Should you register?
The advantage of registering is that a business can reclaim VAT paid on business purchases. But if a business mainly deals with members of the public and it begins adding 20% VAT to its prices, it may lose customers.
A business must register if VATable sales reach the registration threshold
- You must notify HMRC within 30 days of the end of the month in which VATable sales in the last 12 months exceeded £85,000.
- Exceptionally, if you expect sales to fall back below this level, you can ask HMRC to allow you to remain unregistered.
- You must also register if sales during the next 30 days alone are expected to exceed £85,000. For example, if a new company is set up with orders already in place totalling £85,000.
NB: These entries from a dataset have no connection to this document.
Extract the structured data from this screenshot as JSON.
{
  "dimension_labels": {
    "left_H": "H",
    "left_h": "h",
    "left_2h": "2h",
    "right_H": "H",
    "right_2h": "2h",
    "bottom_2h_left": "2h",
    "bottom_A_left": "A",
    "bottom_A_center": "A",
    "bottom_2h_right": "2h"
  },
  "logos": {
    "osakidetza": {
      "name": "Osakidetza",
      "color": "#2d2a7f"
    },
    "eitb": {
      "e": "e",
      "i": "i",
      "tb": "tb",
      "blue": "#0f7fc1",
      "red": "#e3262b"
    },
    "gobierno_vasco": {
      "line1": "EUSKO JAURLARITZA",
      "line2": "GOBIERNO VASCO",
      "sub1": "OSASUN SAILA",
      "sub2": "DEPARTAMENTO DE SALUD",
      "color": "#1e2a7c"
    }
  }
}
- Penalties for late notification can be as much as 15% of the VAT due in the first return, and you still have to pay HMRC the VAT you should have been charging customers.
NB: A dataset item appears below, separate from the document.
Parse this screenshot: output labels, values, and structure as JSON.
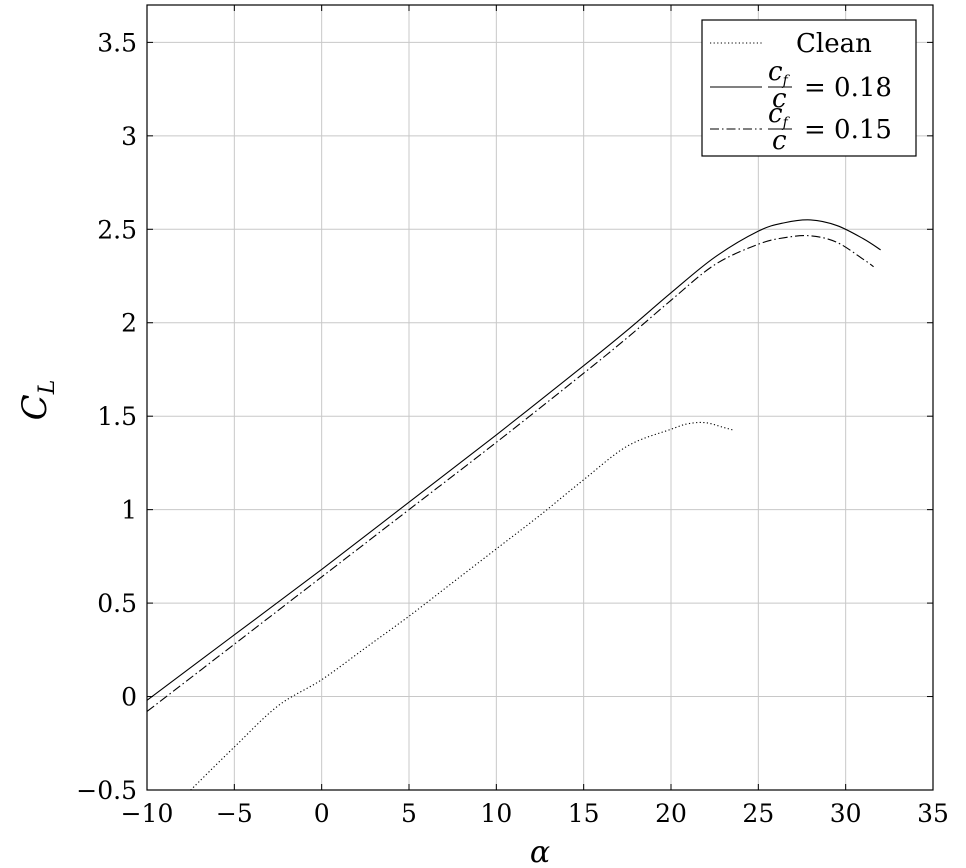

You can opt to register for VAT even if sales are below the registration threshold
Doing this can allow you to reclaim the VAT paid on business purchases. It may be worth registering if:
- Your sales are zero-rated.
- Customers are themselves VAT-registered.
- You intend to set up a business making VATable supplies. Registering will allow you to reclaim VAT on your pre-trading expenses. You will need to provide evidence of an intention to make VATable supplies.
Registered businesses can deregister
- You should normally contact HMRC to deregister from VAT if you sell or liquidate your business.
- You can apply to deregister if VATable sales are expected to be less than £83,000 in the next 12 months.
- Deregistration involves completion of a final VAT return. Output VAT must be accounted for if the VAT due on assets and stock would be more than £1,000.